El inspector, que felicitó mentalmente al decano por su extraordinaria habilidad para confesar la reciente disputa sostenida con el rector asesinado, no pudo responder. Como si se hubiera calculado al segundo la duración de la conversación y su punto culminante, cuando aún hablaba míster Deighton-Clerk, comenzó a sonar la campana del establecimiento.
—Nos llaman a cenar —explicó el decano—. Tendremos que continuar nuestra conversación mañana, o esta misma noche, si usted lo prefiere —vaciló un instante, y añadió—: ¿Me permite usted preguntarle dónde piensa alojarse? Ya que deberá entrar y salir continuamente de la Facultad, ¿le agradaría…, podría quizá quedarse aquí? Si lo cree conveniente, nos daría un verdadero placer el proporcionarle hospedaje. Le prometo buscarle unas habitaciones retiradas, desde donde podrá usted… ¡ejem!… operar.
Appleby reflexionó rápidamente sobre esta inesperada invitación. Estaba seguro de que, oficialmente, no se pondrían objeciones a su estancia en el edificio, si él lo estimaba oportuno. Además, tendría así varias ventajas, principalmente la de tener libre acceso a las dependencias universitarias a cualquier hora del día o de la noche. Aceptó, pues, la propuesta con gratitud, expresando que, como se había dirigido directamente a San Antonio, su maleta había quedado en la portería. Manifestó que le agradaría pernoctar en la Facultad, y permanecer algunos días más en ella, siempre que fuese necesario.
Míster Deighton-Clerk estaba satisfecho de sí mismo. Una vez más se había mostrado enérgico y emprendedor. Aun a riesgo de quebrantar la rutina, es cierto, pero en una crisis de esa índole cualquier medida estaba justificada. Observó una vez más a Appleby —estaba seguro de que se trataba de todo un caballero— y se aventuró a añadir:
—¡Magnífico! La solución me parece muy satisfactoria. Naturalmente, usted cenará con nosotros en el salón. Sólo hubiera deseado que se sentara usted a la mesa de la Facultad en una ocasión mejor y menos… ¡ejem!… melancólica.

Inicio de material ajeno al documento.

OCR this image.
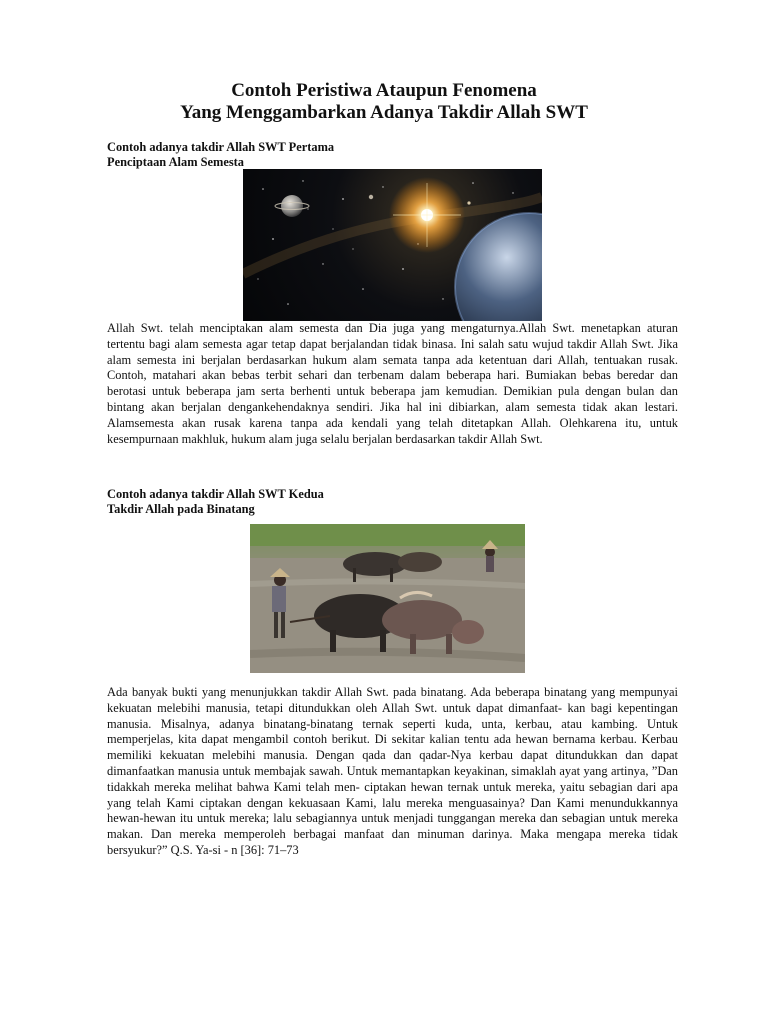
Contoh Peristiwa Ataupun Fenomena
Yang Menggambarkan Adanya Takdir Allah SWT
Contoh adanya takdir Allah SWT Pertama
Penciptaan Alam Semesta
Allah Swt. telah menciptakan alam semesta dan Dia juga yang mengaturnya.Allah Swt. menetapkan aturan tertentu bagi alam semesta agar tetap dapat berjalandan tidak binasa. Ini salah satu wujud takdir Allah Swt. Jika alam semesta ini berjalan berdasarkan hukum alam semata tanpa ada ketentuan dari Allah, tentuakan rusak. Contoh, matahari akan bebas terbit sehari dan terbenam dalam beberapa hari. Bumiakan bebas beredar dan berotasi untuk beberapa jam serta berhenti untuk beberapa jam kemudian. Demikian pula dengan bulan dan bintang akan berjalan dengankehendaknya sendiri. Jika hal ini dibiarkan, alam semesta tidak akan lestari. Alamsemesta akan rusak karena tanpa ada kendali yang telah ditetapkan Allah. Olehkarena itu, untuk kesempurnaan makhluk, hukum alam juga selalu berjalan berdasarkan takdir Allah Swt.
Contoh adanya takdir Allah SWT Kedua
Takdir Allah pada Binatang
Ada banyak bukti yang menunjukkan takdir Allah Swt. pada binatang. Ada beberapa binatang yang mempunyai kekuatan melebihi manusia, tetapi ditundukkan oleh Allah Swt. untuk dapat dimanfaat- kan bagi kepentingan manusia. Misalnya, adanya binatang-binatang ternak seperti kuda, unta, kerbau, atau kambing. Untuk memperjelas, kita dapat mengambil contoh berikut. Di sekitar kalian tentu ada hewan bernama kerbau. Kerbau memiliki kekuatan melebihi manusia. Dengan qada dan qadar-Nya kerbau dapat ditundukkan dan dapat dimanfaatkan manusia untuk membajak sawah. Untuk memantapkan keyakinan, simaklah ayat yang artinya, ”Dan tidakkah mereka melihat bahwa Kami telah men- ciptakan hewan ternak untuk mereka, yaitu sebagian dari apa yang telah Kami ciptakan dengan kekuasaan Kami, lalu mereka menguasainya? Dan Kami menundukkannya hewan-hewan itu untuk mereka; lalu sebagiannya untuk menjadi tunggangan mereka dan sebagian untuk mereka makan. Dan mereka memperoleh berbagai manfaat dan minuman darinya. Maka mengapa mereka tidak bersyukur?” Q.S. Ya-si - n [36]: 71–73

Appleby no esperaba esta secuela, y, como funcionario escrupuloso, sintió la tentación de excusarse. Pero míster Deighton-Clerk, que acababa de marcar un número y murmurar algunas palabras en su teléfono esmaltado en color marfil, se envolvía en los amplios pliegues de su toga.

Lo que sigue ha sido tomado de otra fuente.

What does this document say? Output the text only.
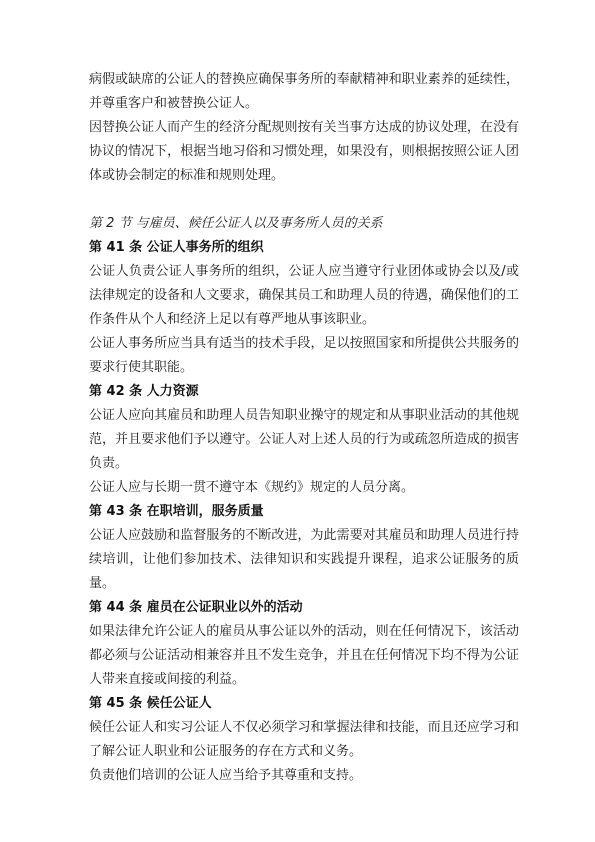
病假或缺席的公证人的替换应确保事务所的奉献精神和职业素养的延续性，并尊重客户和被替换公证人。

因替换公证人而产生的经济分配规则按有关当事方达成的协议处理，在没有协议的情况下，根据当地习俗和习惯处理，如果没有，则根据按照公证人团体或协会制定的标准和规则处理。

第 2 节 与雇员、候任公证人以及事务所人员的关系

第 41 条 公证人事务所的组织

公证人负责公证人事务所的组织，公证人应当遵守行业团体或协会以及/或法律规定的设备和人文要求，确保其员工和助理人员的待遇，确保他们的工作条件从个人和经济上足以有尊严地从事该职业。

公证人事务所应当具有适当的技术手段，足以按照国家和所提供公共服务的要求行使其职能。

第 42 条 人力资源

公证人应向其雇员和助理人员告知职业操守的规定和从事职业活动的其他规范，并且要求他们予以遵守。公证人对上述人员的行为或疏忽所造成的损害负责。

公证人应与长期一贯不遵守本《规约》规定的人员分离。

第 43 条 在职培训，服务质量

公证人应鼓励和监督服务的不断改进，为此需要对其雇员和助理人员进行持续培训，让他们参加技术、法律知识和实践提升课程，追求公证服务的质量。

第 44 条 雇员在公证职业以外的活动

如果法律允许公证人的雇员从事公证以外的活动，则在任何情况下，该活动都必须与公证活动相兼容并且不发生竞争，并且在任何情况下均不得为公证人带来直接或间接的利益。

第 45 条 候任公证人

候任公证人和实习公证人不仅必须学习和掌握法律和技能，而且还应学习和了解公证人职业和公证服务的存在方式和义务。

负责他们培训的公证人应当给予其尊重和支持。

—¡De ningún modo, de ningún modo! —exclamó, respondiendo a la objeción que adivinaba en labios del joven—. No es necesario que cambie de ropa. Hay muchos profesores que jamás se toman esa molestia. Mister Haveland, por ejemplo, irá con traje de mañana. Nunca se viste de etiqueta. Esto fastidia…, quiero decir, fastidiaba al pobre doctor Umpleby. El criado le llevaba diariamente una lista, y si Haveland y su traje a cuadros anunciaban su asistencia al comedor, el presidente no hacía acto de presencia. Me temo que se detestaban. Mister Appleby, permítame que le guíe.
El aludido se puso en marcha dócilmente, comprendiendo que el decano, que se mostrara tan correcto y elevado durante la última media hora, acababa de permitirse un chisme.